Rebuilding Chroma DB¶
Rebuilding a Collection¶
Here are several reasons you might want to rebuild a collection:
- Your metadata or binary index is corrupted or even deleted
- Optimize performance of HNSW index after a large number of updates
WAL Consistency and Backups
Before you proceed, make sure to backup your data. Secondly make sure that your WAL contains all the data to allow the proper rebuilding of the collection. For instance, after v0.4.22 you should not have run optimizations or WAL cleanup.
IMPORTANT
Only do this on a stopped Chroma instance.

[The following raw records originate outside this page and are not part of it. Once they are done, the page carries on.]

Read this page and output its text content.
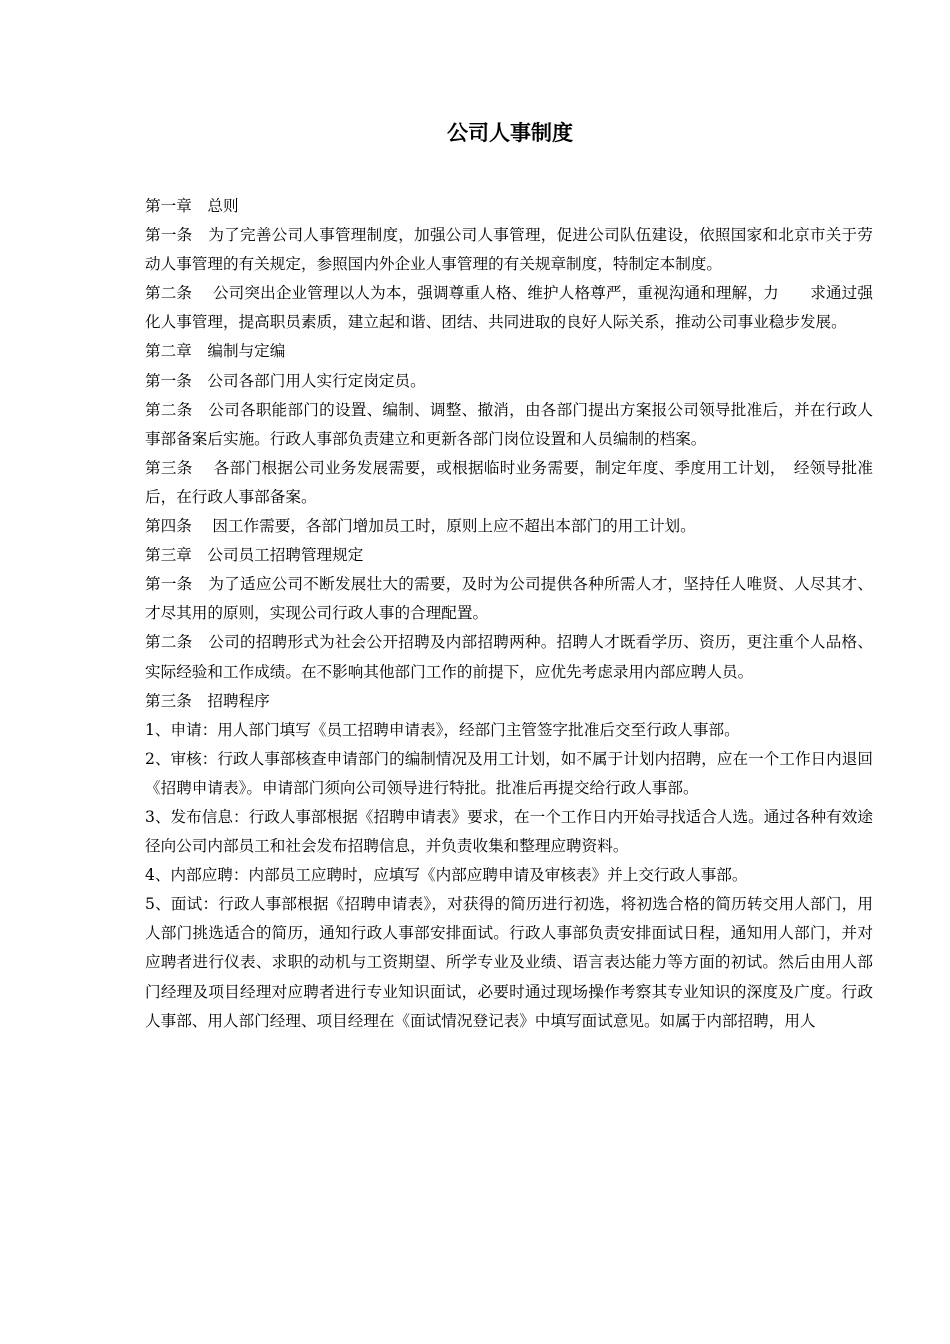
公司人事制度

第一章　总则

第一条　为了完善公司人事管理制度，加强公司人事管理，促进公司队伍建设，依照国家和北京市关于劳动人事管理的有关规定，参照国内外企业人事管理的有关规章制度，特制定本制度。

第二条　 公司突出企业管理以人为本，强调尊重人格、维护人格尊严，重视沟通和理解，力　　求通过强化人事管理，提高职员素质，建立起和谐、团结、共同进取的良好人际关系，推动公司事业稳步发展。

第二章　编制与定编

第一条　公司各部门用人实行定岗定员。

第二条　公司各职能部门的设置、编制、调整、撤消，由各部门提出方案报公司领导批准后，并在行政人事部备案后实施。行政人事部负责建立和更新各部门岗位设置和人员编制的档案。

第三条　 各部门根据公司业务发展需要，或根据临时业务需要，制定年度、季度用工计划，　经领导批准后，在行政人事部备案。

第四条　 因工作需要，各部门增加员工时，原则上应不超出本部门的用工计划。

第三章　公司员工招聘管理规定

第一条　为了适应公司不断发展壮大的需要，及时为公司提供各种所需人才，坚持任人唯贤、人尽其才、才尽其用的原则，实现公司行政人事的合理配置。

第二条　公司的招聘形式为社会公开招聘及内部招聘两种。招聘人才既看学历、资历，更注重个人品格、实际经验和工作成绩。在不影响其他部门工作的前提下，应优先考虑录用内部应聘人员。

第三条　招聘程序

1、申请：用人部门填写《员工招聘申请表》，经部门主管签字批准后交至行政人事部。

2、审核：行政人事部核查申请部门的编制情况及用工计划，如不属于计划内招聘，应在一个工作日内退回《招聘申请表》。申请部门须向公司领导进行特批。批准后再提交给行政人事部。

3、发布信息：行政人事部根据《招聘申请表》要求，在一个工作日内开始寻找适合人选。通过各种有效途径向公司内部员工和社会发布招聘信息，并负责收集和整理应聘资料。

4、内部应聘：内部员工应聘时，应填写《内部应聘申请及审核表》并上交行政人事部。

5、面试：行政人事部根据《招聘申请表》，对获得的简历进行初选，将初选合格的简历转交用人部门，用人部门挑选适合的简历，通知行政人事部安排面试。行政人事部负责安排面试日程，通知用人部门，并对应聘者进行仪表、求职的动机与工资期望、所学专业及业绩、语言表达能力等方面的初试。然后由用人部门经理及项目经理对应聘者进行专业知识面试，必要时通过现场操作考察其专业知识的深度及广度。行政人事部、用人部门经理、项目经理在《面试情况登记表》中填写面试意见。如属于内部招聘，用人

Find the UUID of the target binary index directory to remove. Typically, the binary index directory is located in the
persistent directory and is named after the collection vector segment (in segments
table). You can find the UUID by
running the following SQL query:
sqlite3 /path/to/db/chroma.sqlite3 "select s.id, c.name from segments s join collections c on s.collection=c.id where s.scope='VECTOR';"
The above should print UUID dir and collection names.
Once you remove/rename the UUID dir, restart Chroma and query your collection like so:
import chromadb
client = chromadb.HttpClient() # Adjust as per your client
res = client.get_collection("my_collection").get(limit=1,include=['embeddings'])
Chroma will recreate your collection from the WAL.
Rebuilding the collection
Depending on how large your collection is, this process can take a while.